野菜も並んでいるし、食材から推察するに……どうやら、今日はシチューのようだ。
──ン?
──月島家の、シチュー?
『てへぺろっ!』
──刹那。
「──冬人ッ! ちょっと待ったッ!」
体が、勝手に動いた。
冬人が【シチューを作ろうとしている】と気付くと同時に、俺は【あの出来事】を思い出したのだ。
俺の中で【料理が下手】という概念をぶち壊した、最悪の事件。
──月島冬樹が作ろうとしたシチューだ。
俺は急いで、まな板を冬人から奪い取る。
さすがに驚いたのか、冬人がビクリと体を震わせた。それからすぐに、瞳を数回瞬かせて、俺を見上げる。
冬人の表情が変わったことにほんの少し喜びもしたが、それどころではない。
「いいか、冬人! 月島家がシチューを炙るってのは、冬樹から聞いてる。……だけどな! まな板は、真っ二つにするな! それは異常だ!」
鉈を持ち出して、まな板を真っ二つ。その後、ガスバーナーとオリーブオイルを持って笑っていたのは、冬人の兄である冬樹だ。

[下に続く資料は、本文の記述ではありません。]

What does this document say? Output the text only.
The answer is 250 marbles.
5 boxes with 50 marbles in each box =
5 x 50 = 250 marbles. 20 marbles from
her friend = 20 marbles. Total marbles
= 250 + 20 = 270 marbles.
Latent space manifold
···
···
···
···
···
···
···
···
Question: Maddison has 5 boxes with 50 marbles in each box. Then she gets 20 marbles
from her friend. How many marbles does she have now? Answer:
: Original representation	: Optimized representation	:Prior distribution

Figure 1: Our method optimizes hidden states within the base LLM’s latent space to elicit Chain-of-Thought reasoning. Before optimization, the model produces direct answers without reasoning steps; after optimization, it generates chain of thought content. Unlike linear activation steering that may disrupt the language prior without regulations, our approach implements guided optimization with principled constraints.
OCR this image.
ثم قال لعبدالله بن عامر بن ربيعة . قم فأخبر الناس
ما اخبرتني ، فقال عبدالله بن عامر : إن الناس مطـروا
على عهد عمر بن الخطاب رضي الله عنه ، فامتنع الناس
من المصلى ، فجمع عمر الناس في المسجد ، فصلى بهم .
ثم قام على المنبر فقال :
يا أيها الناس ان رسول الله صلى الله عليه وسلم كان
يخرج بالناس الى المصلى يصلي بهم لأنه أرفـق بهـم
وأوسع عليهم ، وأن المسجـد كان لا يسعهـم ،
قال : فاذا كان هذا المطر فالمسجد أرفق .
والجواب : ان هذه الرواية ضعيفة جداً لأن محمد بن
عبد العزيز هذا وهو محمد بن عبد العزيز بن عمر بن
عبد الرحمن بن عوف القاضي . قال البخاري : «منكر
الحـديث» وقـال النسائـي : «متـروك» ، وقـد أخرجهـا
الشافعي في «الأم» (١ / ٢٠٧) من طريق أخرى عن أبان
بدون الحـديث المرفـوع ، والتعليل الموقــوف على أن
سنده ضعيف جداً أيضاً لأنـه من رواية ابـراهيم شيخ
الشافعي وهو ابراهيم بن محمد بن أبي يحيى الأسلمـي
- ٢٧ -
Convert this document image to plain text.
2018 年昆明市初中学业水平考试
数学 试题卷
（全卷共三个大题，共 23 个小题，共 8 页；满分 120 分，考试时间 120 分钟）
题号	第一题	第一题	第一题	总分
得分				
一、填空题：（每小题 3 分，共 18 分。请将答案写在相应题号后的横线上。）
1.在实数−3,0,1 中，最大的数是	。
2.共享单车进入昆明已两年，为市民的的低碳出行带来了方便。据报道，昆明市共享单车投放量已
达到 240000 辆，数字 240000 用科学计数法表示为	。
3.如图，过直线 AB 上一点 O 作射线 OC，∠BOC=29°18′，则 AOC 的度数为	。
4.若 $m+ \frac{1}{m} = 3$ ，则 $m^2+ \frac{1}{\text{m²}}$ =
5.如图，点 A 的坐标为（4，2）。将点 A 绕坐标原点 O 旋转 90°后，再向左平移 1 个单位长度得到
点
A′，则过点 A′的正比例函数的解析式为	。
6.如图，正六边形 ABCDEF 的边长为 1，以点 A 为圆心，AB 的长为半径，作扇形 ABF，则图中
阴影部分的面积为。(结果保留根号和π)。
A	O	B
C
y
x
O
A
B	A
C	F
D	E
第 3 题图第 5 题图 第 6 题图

俺の中に【料理】という概念の悪魔が降臨した日のことは、一生忘れない。
目の前にいるのは、そんな悪魔の血を受け継ぐ冬人だ。
悪魔が今、目の前で再臨するかもしれない。トラウマじみた恐怖に、俺は必死になって冬人を説得し始める。あんな悲劇は、繰り返してはいけないんだ!
だが……。
「兄の料理、見たのか」
俺と正反対に、冬人は冷静だった。
少しの間だけ目を丸くしていたが、僅か数秒だけ。やがて、俺が見慣れてしまったいつもの不愛想な冬人に戻る。
ポツリと呟いた後、冬人は冷蔵庫に向かった。
俺の制止を無視して、肉でも出そうとしているのか。……なんて思ったが、冬人が取り出したのは肉じゃない。ラップのかけてある皿だ。
皿の上には、唐揚げのように見える物が置いてある。
「兄は料理が破壊的に下手だが、私は違う」
あえて【壊滅的】ではなく【破壊的】という言い回し。……どうやら冬人も、冬樹の料理の腕を知っているようだ。
自分はそうではないと否定し、まるで『証拠だ』とでも言いたげに用意された皿。
これらの言動の意味を察するに、つまり……?
「──それ、冬人が作った、のか?」
訊くと、冬人はなんてことないように、コクリと頷いた。